Opinion: Minimum Lot Size Reform Is Gaining Traction in Texas Cities. That’s a Good Thing.

Austin should follow Houston’s lead and embrace this solution to address our housing affordability problem

By Jake Wegmann

Austin Chronicle

Would you like to build your own family-sized house in the 78757 ZIP code in Austin? It'll cost you, of course. In addition to hiring an architect and builder, did you know that the city government has a law that requires you to pay hundreds of thousands of dollars for the land the house will sit on? In fact, the city will force you to pay more just for the dirt under and around your new house than you would have paid for the median house (dirt included) in the 78757 as recently as 2010.

If that sounds odd, let me explain. Certainly it is true that the city of Austin doesn't actually have a municipal ordinance that dictates a dollar amount you must pay to buy land for your new house. But it might as well have such a law. Right now, buildable land parcels in the 78757 are selling for roughly $2 million to $3 million per acre. Since most of the privately owned land in the 78757 is zoned SF-3, and since SF-3 requires a minimum lot size of 5,750 square feet, that means that at the lower end of the price range you're looking at paying $264,000 for the smallest possible parcel you could build on.

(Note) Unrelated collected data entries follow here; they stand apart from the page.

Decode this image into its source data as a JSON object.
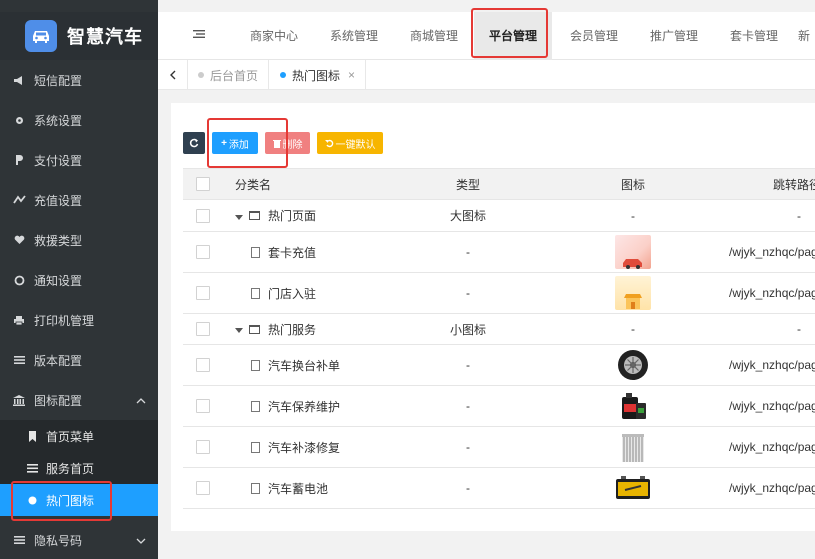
{
  "app": {
    "title": "智慧汽车"
  },
  "sidebar": {
    "items": [
      {
        "label": "短信配置",
        "icon": "megaphone-icon"
      },
      {
        "label": "系统设置",
        "icon": "gear-icon"
      },
      {
        "label": "支付设置",
        "icon": "payment-icon"
      },
      {
        "label": "充值设置",
        "icon": "recharge-icon"
      },
      {
        "label": "救援类型",
        "icon": "heart-icon"
      },
      {
        "label": "通知设置",
        "icon": "circle-icon"
      },
      {
        "label": "打印机管理",
        "icon": "printer-icon"
      },
      {
        "label": "版本配置",
        "icon": "list-icon"
      },
      {
        "label": "图标配置",
        "icon": "bank-icon"
      }
    ],
    "submenu": [
      {
        "label": "首页菜单",
        "icon": "bookmark-icon"
      },
      {
        "label": "服务首页",
        "icon": "list-icon"
      },
      {
        "label": "热门图标",
        "icon": "gear-icon"
      }
    ],
    "last_item": {
      "label": "隐私号码",
      "icon": "list-icon"
    }
  },
  "topnav": {
    "tabs": [
      "商家中心",
      "系统管理",
      "商城管理",
      "平台管理",
      "会员管理",
      "推广管理",
      "套卡管理",
      "新"
    ],
    "active": "平台管理"
  },
  "crumbs": {
    "home": "后台首页",
    "current": "热门图标",
    "close": "×"
  },
  "toolbar": {
    "add": "添加",
    "delete": "删除",
    "default": "一键默认"
  },
  "table": {
    "headers": {
      "name": "分类名",
      "type": "类型",
      "icon": "图标",
      "link": "跳转路径"
    },
    "rows": [
      {
        "kind": "group",
        "name": "热门页面",
        "type": "大图标",
        "icon": "-",
        "link": "-"
      },
      {
        "kind": "item",
        "name": "套卡充值",
        "type": "-",
        "link": "/wjyk_nzhqc/pages/"
      },
      {
        "kind": "item",
        "name": "门店入驻",
        "type": "-",
        "link": "/wjyk_nzhqc/pages/"
      },
      {
        "kind": "group",
        "name": "热门服务",
        "type": "小图标",
        "icon": "-",
        "link": "-"
      },
      {
        "kind": "item",
        "name": "汽车换台补单",
        "type": "-",
        "link": "/wjyk_nzhqc/pages/"
      },
      {
        "kind": "item",
        "name": "汽车保养维护",
        "type": "-",
        "link": "/wjyk_nzhqc/pages/"
      },
      {
        "kind": "item",
        "name": "汽车补漆修复",
        "type": "-",
        "link": "/wjyk_nzhqc/pages/"
      },
      {
        "kind": "item",
        "name": "汽车蓄电池",
        "type": "-",
        "link": "/wjyk_nzhqc/pages/"
      }
    ]
  },
  "colors": {
    "accent": "#1e9fff",
    "sidebar": "#2f3437",
    "highlight": "#e53935"
  }
}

Zoning and other laws that regulate what you can build and where are intended to safeguard, in the words of Texas law, "public health, safety, morals, or general welfare." Which of those are being protected by a 5,750-square-foot minimum lot size – or by making someone buy $264,000 worth of land to build a house? Certainly not public health and safety. Houston reduced its minimum lot size from 5,000 to 1,400 square feet starting in the late 1990s, and unless I am missing something, there is no crisis in public health or safety afflicting the tens of thousands of people who now live in small-lot modern townhouses in the Bayou City.

I don't mean to pick on Austin – I just happen to know the 78757 because I live there. Even in more middle-income suburbs, like Round Rock and Pflugerville near Austin and Frisco near Dallas, George Mason University researchers Nolan Gray and Salim Furth found strong evidence that minimum lot sizes are leading homebuilders to build on bigger lots than their customers would otherwise choose. Minimum lot sizes are driving up housing costs throughout Texas, at a time when our state's longstanding housing affordability advantage over other booming states is in serious jeopardy.

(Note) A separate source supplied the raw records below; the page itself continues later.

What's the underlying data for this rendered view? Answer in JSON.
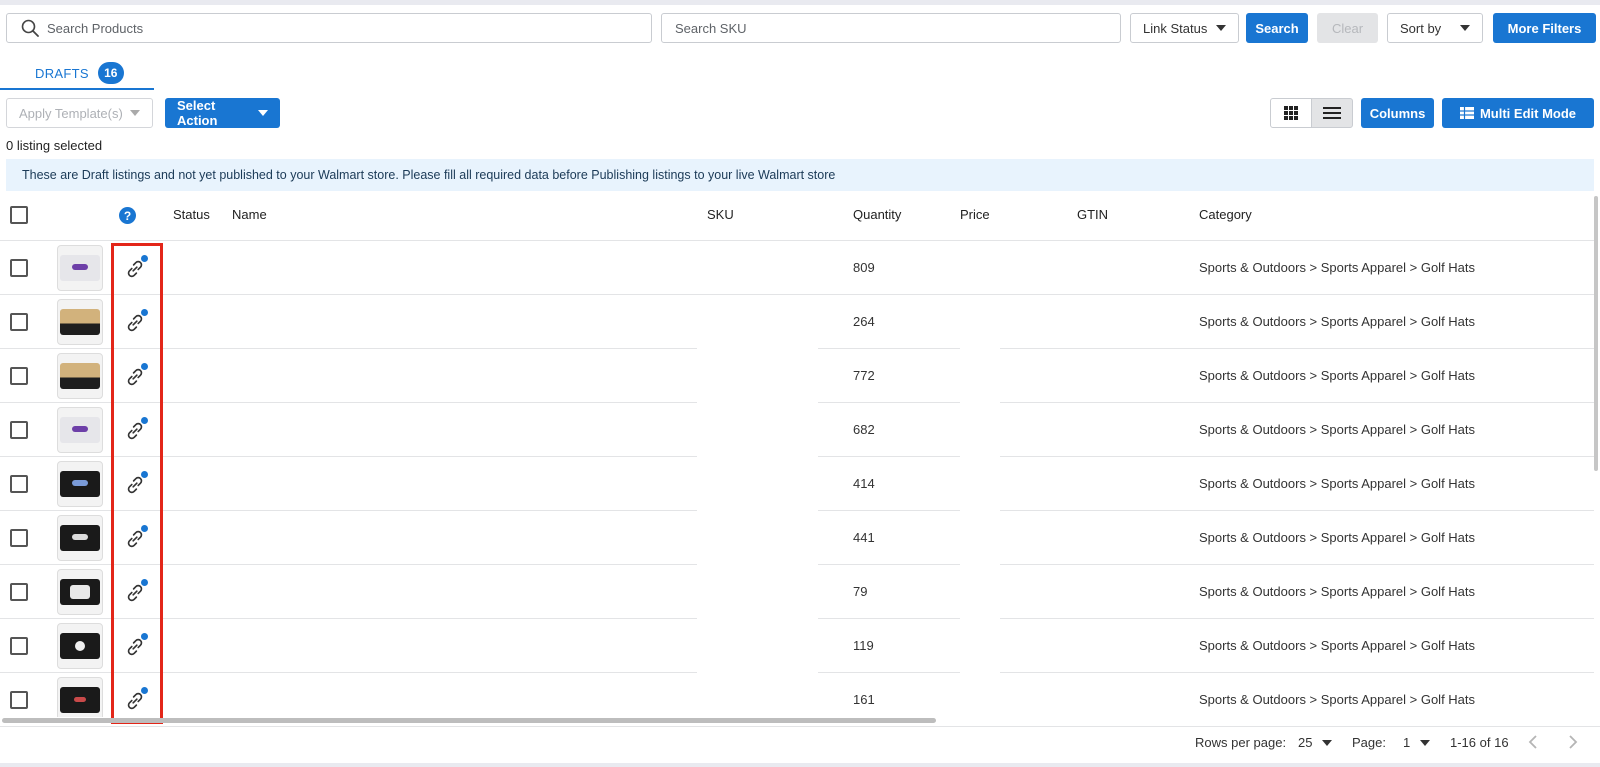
{
  "toolbar": {
    "search_products_placeholder": "Search Products",
    "search_sku_placeholder": "Search SKU",
    "link_status_label": "Link Status",
    "search_label": "Search",
    "clear_label": "Clear",
    "sort_by_label": "Sort by",
    "more_filters_label": "More Filters"
  },
  "tabs": [
    {
      "label": "DRAFTS",
      "count": "16"
    }
  ],
  "actions": {
    "apply_template_label": "Apply Template(s)",
    "select_action_label": "Select Action",
    "columns_label": "Columns",
    "multi_edit_label": "Multi Edit Mode"
  },
  "selection_text": "0 listing selected",
  "banner_text": "These are Draft listings and not yet published to your Walmart store.  Please fill all required data before Publishing listings to your live Walmart store",
  "table": {
    "help_icon": "?",
    "columns": [
      "Status",
      "Name",
      "SKU",
      "Quantity",
      "Price",
      "GTIN",
      "Category"
    ],
    "rows": [
      {
        "image": "white-cap",
        "quantity": "809",
        "category": "Sports & Outdoors > Sports Apparel > Golf Hats"
      },
      {
        "image": "tan-cap",
        "quantity": "264",
        "category": "Sports & Outdoors > Sports Apparel > Golf Hats"
      },
      {
        "image": "tan-cap",
        "quantity": "772",
        "category": "Sports & Outdoors > Sports Apparel > Golf Hats"
      },
      {
        "image": "white-cap",
        "quantity": "682",
        "category": "Sports & Outdoors > Sports Apparel > Golf Hats"
      },
      {
        "image": "black-cap",
        "quantity": "414",
        "category": "Sports & Outdoors > Sports Apparel > Golf Hats"
      },
      {
        "image": "black-cap",
        "quantity": "441",
        "category": "Sports & Outdoors > Sports Apparel > Golf Hats"
      },
      {
        "image": "black-cap",
        "quantity": "79",
        "category": "Sports & Outdoors > Sports Apparel > Golf Hats"
      },
      {
        "image": "black-cap",
        "quantity": "119",
        "category": "Sports & Outdoors > Sports Apparel > Golf Hats"
      },
      {
        "image": "black-cap",
        "quantity": "161",
        "category": "Sports & Outdoors > Sports Apparel > Golf Hats"
      }
    ]
  },
  "pagination": {
    "rows_per_page_label": "Rows per page:",
    "rows_per_page_value": "25",
    "page_label": "Page:",
    "page_value": "1",
    "range_text": "1-16 of 16"
  },
  "icons": [
    "search-icon",
    "grid-view-icon",
    "list-view-icon",
    "table-edit-icon",
    "link-icon",
    "help-icon",
    "chevron-left-icon",
    "chevron-right-icon"
  ],
  "colors": {
    "primary": "#1976d2",
    "highlight": "#e32619",
    "banner": "#e8f3fd"
  }
}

And unfortunately a proposal to allow more moderately sized lots in Texas cities was ultimately unsuccessful in the Texas Legislature. This bill – Senate Bill 1787 – was based on Houston's successful minimum lot size reform, which jump-started housing growth in existing neighborhoods rather than in far-flung suburbs. And also like Houston, SB 1787 provided neighborhoods the ability to opt out should they not like the changes.

But it isn't all bad news. In recent weeks, momentum is building toward lowering the minimum lot size requirement in both the city of Austin and the city of Dallas. In Austin, the City Council passed a preliminary resolution recommending reducing lot sizes from 5,750 square feet to 2,500 square feet. Then, within two weeks of the city of Austin's resolution, a member of the Dallas City Council proposed lowering Dallas' minimum lot size standard for residential lots to 1,500 square feet.

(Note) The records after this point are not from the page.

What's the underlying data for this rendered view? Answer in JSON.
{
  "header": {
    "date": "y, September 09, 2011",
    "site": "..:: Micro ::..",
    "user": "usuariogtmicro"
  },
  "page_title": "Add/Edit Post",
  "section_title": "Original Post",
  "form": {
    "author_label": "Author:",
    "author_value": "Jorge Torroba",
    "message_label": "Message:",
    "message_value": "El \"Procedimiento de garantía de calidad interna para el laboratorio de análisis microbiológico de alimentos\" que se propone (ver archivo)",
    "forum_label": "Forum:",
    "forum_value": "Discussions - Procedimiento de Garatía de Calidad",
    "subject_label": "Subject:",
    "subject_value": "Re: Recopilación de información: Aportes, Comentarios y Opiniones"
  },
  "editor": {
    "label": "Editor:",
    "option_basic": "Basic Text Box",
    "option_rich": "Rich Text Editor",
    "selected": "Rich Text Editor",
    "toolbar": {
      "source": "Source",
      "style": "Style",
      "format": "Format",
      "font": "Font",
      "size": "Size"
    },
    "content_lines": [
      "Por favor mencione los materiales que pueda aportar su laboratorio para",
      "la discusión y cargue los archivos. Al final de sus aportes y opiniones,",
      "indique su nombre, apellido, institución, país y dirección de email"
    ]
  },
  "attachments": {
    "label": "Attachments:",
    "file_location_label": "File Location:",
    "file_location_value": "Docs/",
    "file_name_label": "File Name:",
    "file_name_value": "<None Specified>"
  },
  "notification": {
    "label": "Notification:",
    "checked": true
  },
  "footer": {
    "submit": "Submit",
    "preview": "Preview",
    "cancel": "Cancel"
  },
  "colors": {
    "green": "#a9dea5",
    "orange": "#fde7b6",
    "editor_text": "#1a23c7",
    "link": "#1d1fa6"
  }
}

Cities can and do and should regulate all sorts of important things on privately owned land for real reasons, such as preserving mature trees, protecting historic buildings, and keeping housing away from polluting industrial facilities. But stopping people who can afford a less expensive place from living near people who can afford more is not a legitimate reason for regulation, and cities should stop doing it.

Jake Wegmann is an associate professor in the UT School of Architecture. His areas of expertise are in housing affordability and development, land use regulation, and urban form housing.